It is hard to be happy. It is harder to stay happy. That’s the nature of our nation’s obsession, “the pursuit of happiness.” It is like someone is always moving the goalposts. It is a pursuit dominated by frustration and a murky horizon that obscures the destination.
Now some people are more naturally happy than others. Happiness is influenced by many factors: personality, mental health, physical health, financial prosperity, family support, self-image, etc. The list is endless and that is my point. Even if you could align all the factors in your favor at a single moment of time, the next moment one of those factors will slip out of your grasp. It is exhausting trying to be happy! I have a better idea.
It isn’t my idea originally. The point was made in a class I am currently taking on suffering and healing. In our class text, Timothy Keller, summarizing the work of Victor Frankl, wrote in his book, Walking With God Through Pain (70):
The problem is that contemporary people think that life is all about finding happiness. We decide what conditions will make us happy and then we work to bring those conditions about. To live for happiness means that you are trying to get something out of life. But when suffering comes along, it takes the conditions for happiness away, and so suffering destroys all your reason to keep living. But to “live for meaning” means not that you try to get something out of life but rather that life expects something from us. In other words, you have meaning only when there is something in life more important than your own personal happiness and freedom, for which you are glad to sacrifice your happiness.

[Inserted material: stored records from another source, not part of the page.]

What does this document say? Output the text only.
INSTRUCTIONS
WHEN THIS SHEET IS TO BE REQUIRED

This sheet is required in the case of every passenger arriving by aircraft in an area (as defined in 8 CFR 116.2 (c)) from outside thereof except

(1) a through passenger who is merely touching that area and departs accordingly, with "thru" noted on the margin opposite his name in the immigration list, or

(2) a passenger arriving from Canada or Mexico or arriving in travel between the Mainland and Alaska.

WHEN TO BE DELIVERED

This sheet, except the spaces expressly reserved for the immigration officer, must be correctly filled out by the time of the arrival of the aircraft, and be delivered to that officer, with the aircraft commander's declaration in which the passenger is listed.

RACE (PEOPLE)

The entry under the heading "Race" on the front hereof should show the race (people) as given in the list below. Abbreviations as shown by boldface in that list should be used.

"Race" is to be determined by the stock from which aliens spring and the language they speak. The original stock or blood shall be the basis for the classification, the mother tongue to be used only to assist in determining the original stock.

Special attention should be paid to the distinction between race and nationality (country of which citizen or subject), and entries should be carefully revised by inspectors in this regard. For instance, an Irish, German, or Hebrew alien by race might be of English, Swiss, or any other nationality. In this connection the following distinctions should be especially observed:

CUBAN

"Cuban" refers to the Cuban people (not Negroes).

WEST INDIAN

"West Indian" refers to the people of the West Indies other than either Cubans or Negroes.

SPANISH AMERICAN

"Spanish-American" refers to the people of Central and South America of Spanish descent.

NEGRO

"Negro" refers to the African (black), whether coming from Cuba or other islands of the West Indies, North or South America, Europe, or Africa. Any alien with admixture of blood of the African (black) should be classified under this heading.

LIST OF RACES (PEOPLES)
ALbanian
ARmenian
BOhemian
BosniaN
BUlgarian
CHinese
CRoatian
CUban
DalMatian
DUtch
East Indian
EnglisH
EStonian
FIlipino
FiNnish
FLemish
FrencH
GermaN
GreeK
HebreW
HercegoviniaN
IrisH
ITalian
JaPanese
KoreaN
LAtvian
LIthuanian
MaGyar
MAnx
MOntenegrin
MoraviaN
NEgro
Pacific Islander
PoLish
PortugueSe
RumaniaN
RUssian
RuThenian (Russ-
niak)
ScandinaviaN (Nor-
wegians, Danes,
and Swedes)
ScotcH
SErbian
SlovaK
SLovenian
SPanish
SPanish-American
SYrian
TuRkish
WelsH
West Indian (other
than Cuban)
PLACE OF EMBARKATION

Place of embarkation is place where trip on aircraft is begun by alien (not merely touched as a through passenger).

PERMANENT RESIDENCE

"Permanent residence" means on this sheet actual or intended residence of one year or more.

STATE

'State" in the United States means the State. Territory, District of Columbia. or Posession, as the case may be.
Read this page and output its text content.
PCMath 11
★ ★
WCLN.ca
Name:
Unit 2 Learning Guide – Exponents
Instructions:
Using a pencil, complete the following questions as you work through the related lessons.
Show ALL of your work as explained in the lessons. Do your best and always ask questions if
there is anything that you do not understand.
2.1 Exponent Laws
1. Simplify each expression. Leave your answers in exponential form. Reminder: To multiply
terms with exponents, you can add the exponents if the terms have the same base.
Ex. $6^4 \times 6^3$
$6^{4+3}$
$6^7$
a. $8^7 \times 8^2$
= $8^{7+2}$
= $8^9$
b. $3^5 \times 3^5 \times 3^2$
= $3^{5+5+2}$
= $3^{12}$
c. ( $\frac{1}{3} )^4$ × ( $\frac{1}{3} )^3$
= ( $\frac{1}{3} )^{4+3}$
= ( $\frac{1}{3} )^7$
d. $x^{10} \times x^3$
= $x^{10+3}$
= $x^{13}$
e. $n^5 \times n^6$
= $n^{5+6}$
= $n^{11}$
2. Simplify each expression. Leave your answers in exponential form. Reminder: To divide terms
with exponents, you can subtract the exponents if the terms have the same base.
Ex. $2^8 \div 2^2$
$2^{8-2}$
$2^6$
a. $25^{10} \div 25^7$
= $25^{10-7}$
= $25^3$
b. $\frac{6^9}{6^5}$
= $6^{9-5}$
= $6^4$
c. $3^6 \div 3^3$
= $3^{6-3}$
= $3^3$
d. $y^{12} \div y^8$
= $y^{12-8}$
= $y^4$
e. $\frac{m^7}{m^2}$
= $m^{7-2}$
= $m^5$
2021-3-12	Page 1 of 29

Living for meaning instead of happiness is a revolutionary idea! And meaning leads to something better than transient happiness; it leads to satisfaction. I believe satisfaction is closer to the biblical meaning of joy than our modern concept of happiness.
There is overlap between joy and happiness in that I believe when we live for meaning, and are deeply connecting to it, we experience a deep feeling of contentment, a rich and full happiness. We can then truly, “Rejoice in the Lord always” (Phil 4:4).
You may protest that you do not know how to live for meaning. As a Christian, I can only live for meaning by pursuing the glory of God. If you are not a Christian, I wouldn’t know how to counsel you on finding ultimate meaning. I will say simply that we must all discover what is meaningful about our lives and orient our lives toward investing in that meaningfulness. This pursuit will be worth much more than “the pursuit of happiness.”
A quick note to those of you with chronic pain, my primary audience: Chronic pain can rob you of a lot things, a career, livelihood, mobility, security, even family. Meaning may inform what you do, but what you do is not what makes life meaningful. I fully believe that even the most bedridden sufferer can live a meaningful life.
How you pursue that is changed by the reality of chronic illness, but what makes your life meaningful is not. Your meaning has to transcend all of that. That’s why I can only make a case in finding our ultimate meaning in full-fledged pursuit of the glory of God!